Fear not! I’m back to explain these questions so you have a better idea of how you want to answer these questions. I won’t tell you how to vote, but I will try to help you understand what a “yes” or a “no” means in practical terms. I can only address those questions being asked statewide, so you’re on your own with any local questions.
Let’s get to it:
Proposed Constitutional Amendment 1: “Provides for suspension of compensation of certain State officers and members of the General Assembly.”
Currently, certain statewide officers (e.g., the governor or labor commissioner) or state legislators who are indicted for a felony related to their office are subject to suspension until either the case or their term concludes. However, a suspended official continues to receive his salary until or unless he’s removed from office.
Voting “yes” on this amendment would mean the official’s pay is also suspended until the case is resolved or his term ends (should he be reinstated, he would receive back pay). Voting “no” on this amendment would mean suspended officials continue to draw their salary.
Proposed Constitutional Amendment 2: “Provides for temporary local tax relief after disasters.”
The Georgia Constitution requires “uniformity” in the taxation of private property such as land. One practical result is that local taxing authorities set all property values as of Jan. 1 of the tax year. Should a disaster occur later in the year – such as a tornado that destroys one’s home – the property’s taxable value would have been set prior to the disaster, when it may have been higher than it is at the time of collection.
Voting “yes” on this amendment would allow – but not require – local governments to diverge from uniformity to give relief to property owners within a nationally declared disaster area. Voting “no” would prevent local governments from doing so.
Statewide Referendum Question A: “Provides for ad valorem tax exemption for certain timber production, reforestation, and harvesting equipment.”
Current law exempts certain heavy equipment used for farming – such as tractors and combines, but not motor vehicles – from ad valorem taxes. Similar equipment used for timber production, such as various dozers, graders and loaders, as well as machinery such as chippers and delimbers, is not exempt.
Voting “yes” on this question would add equipment used for timber production to the list of exemptions. Voting “no” would mean such equipment remains subject to ad valorem taxes.
Statewide Referendum Question B: “Expands ad valorem tax exemption for family-owned farms and adds qualified products to the exemption.”
Today, an agricultural company is exempt from certain taxes if classified as a “family farm” under state law. For example, its owners must be related to one another within four degrees (such as a woman and her first cousin, or her great-great-grandfather). However, that company would lose this exemption if it were to merge with another such entity.
Additionally, certain farm products, such as livestock or annual plants, are exempt from ad valorem taxes under certain conditions, including if they are held by a family farm. But others, such as dairy products and unfertilized poultry eggs, are not exempt.
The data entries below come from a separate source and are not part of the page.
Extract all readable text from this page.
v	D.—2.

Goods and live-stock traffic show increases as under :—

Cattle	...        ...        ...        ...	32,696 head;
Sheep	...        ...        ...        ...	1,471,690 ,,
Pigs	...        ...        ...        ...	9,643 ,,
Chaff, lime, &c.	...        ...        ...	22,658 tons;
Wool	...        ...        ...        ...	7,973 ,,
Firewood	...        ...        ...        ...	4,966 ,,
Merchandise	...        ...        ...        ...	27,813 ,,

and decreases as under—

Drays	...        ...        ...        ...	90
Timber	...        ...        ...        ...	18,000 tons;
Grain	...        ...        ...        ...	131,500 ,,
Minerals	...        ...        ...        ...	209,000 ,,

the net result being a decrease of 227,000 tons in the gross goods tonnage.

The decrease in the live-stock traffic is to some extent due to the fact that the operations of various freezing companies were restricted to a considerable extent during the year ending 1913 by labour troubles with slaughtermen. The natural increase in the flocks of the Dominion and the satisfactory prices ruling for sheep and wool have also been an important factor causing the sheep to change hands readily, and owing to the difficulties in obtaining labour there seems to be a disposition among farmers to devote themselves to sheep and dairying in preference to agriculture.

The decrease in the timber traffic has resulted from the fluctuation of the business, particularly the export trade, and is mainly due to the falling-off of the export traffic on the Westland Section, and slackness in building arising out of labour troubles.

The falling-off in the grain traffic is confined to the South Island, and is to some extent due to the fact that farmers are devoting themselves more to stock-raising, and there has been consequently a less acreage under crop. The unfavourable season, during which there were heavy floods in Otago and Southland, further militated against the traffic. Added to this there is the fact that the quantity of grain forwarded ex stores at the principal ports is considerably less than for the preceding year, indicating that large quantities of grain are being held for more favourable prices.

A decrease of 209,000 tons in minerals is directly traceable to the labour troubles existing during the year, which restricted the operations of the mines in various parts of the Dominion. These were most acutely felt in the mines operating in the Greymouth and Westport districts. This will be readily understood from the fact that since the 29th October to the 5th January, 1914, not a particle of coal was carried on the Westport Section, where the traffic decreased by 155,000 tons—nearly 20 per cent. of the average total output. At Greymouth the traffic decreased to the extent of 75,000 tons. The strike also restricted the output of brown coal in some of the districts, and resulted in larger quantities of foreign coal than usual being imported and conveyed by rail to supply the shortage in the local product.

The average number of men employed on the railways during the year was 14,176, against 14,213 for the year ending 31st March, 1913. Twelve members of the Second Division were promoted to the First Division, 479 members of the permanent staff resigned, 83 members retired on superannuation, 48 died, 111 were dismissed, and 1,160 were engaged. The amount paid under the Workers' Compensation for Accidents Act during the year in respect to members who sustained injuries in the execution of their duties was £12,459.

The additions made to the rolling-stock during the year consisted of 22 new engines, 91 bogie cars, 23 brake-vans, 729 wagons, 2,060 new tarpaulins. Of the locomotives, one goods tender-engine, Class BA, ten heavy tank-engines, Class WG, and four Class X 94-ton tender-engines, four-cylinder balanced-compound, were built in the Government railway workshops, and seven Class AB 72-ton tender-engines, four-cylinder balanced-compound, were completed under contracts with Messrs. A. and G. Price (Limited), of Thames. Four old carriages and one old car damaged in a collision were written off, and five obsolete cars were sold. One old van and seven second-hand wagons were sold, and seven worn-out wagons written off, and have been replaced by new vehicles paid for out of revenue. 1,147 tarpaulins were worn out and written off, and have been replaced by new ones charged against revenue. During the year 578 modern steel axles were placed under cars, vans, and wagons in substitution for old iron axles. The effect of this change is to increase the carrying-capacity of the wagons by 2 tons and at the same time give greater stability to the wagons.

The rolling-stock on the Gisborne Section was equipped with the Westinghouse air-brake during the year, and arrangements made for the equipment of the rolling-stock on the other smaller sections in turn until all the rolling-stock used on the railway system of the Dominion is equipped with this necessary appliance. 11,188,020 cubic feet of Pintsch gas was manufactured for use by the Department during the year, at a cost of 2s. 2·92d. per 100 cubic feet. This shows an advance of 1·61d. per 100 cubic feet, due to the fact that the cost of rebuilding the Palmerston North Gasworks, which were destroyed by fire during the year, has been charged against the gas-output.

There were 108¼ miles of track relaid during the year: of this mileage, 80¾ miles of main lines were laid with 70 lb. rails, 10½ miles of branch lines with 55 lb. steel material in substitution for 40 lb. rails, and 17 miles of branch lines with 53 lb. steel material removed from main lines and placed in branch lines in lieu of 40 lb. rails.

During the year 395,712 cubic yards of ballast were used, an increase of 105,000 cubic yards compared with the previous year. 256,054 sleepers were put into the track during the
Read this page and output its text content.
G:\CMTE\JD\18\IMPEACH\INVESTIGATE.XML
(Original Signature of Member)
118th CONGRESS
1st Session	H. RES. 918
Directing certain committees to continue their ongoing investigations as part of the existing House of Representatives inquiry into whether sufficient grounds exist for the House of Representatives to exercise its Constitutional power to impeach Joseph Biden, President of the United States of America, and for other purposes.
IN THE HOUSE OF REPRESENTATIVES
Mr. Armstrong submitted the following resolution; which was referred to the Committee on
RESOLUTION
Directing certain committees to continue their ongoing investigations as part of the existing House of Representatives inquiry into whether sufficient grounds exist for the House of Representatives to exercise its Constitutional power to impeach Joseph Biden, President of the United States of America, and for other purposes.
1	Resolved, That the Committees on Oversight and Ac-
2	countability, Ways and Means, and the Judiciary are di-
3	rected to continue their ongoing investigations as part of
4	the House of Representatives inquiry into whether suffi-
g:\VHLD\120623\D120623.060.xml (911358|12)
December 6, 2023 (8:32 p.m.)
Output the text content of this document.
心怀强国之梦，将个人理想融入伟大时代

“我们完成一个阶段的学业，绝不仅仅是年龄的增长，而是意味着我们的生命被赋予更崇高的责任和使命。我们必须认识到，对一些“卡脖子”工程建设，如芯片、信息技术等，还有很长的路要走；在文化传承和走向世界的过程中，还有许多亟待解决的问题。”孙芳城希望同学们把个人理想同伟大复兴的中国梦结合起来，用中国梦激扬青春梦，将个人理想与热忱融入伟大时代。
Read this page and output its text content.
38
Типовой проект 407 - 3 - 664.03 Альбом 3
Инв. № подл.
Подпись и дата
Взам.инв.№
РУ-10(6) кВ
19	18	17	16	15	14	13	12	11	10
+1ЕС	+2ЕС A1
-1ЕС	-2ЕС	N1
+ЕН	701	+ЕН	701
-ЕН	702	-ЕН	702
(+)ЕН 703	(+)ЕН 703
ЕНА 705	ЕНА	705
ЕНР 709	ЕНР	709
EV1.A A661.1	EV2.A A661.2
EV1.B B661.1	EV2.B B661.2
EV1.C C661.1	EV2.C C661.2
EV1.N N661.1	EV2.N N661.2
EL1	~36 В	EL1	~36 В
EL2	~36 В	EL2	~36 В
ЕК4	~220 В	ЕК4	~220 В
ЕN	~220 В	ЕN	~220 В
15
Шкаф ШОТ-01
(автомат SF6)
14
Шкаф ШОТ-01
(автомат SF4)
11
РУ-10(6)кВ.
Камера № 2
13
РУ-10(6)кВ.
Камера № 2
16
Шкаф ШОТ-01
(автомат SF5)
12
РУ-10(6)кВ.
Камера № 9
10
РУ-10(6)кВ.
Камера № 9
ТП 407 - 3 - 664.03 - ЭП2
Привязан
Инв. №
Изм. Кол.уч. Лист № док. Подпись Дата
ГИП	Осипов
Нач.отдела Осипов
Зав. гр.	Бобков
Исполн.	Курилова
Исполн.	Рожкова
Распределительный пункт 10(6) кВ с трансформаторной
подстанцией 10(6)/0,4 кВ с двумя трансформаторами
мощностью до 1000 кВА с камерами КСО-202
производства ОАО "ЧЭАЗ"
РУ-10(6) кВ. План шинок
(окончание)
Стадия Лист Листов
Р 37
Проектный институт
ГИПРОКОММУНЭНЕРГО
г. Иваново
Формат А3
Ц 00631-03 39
Voting “yes” on this question would allow for merged family farms to retain their exemption and would add dairy products and unfertilized poultry eggs to the list of farm products which may qualify for a tax exemption. Voting “no” would maintain current law.
Although three of these four ballot questions deal with taxation, the revenue implications are unclear. In some cases, such as the proposed disaster relief, it would be purely circumstantial. In others, such as referendum questions A and B, it would depend on behavior: the amount of equipment purchased, future mergers of family farms and production of the goods in question.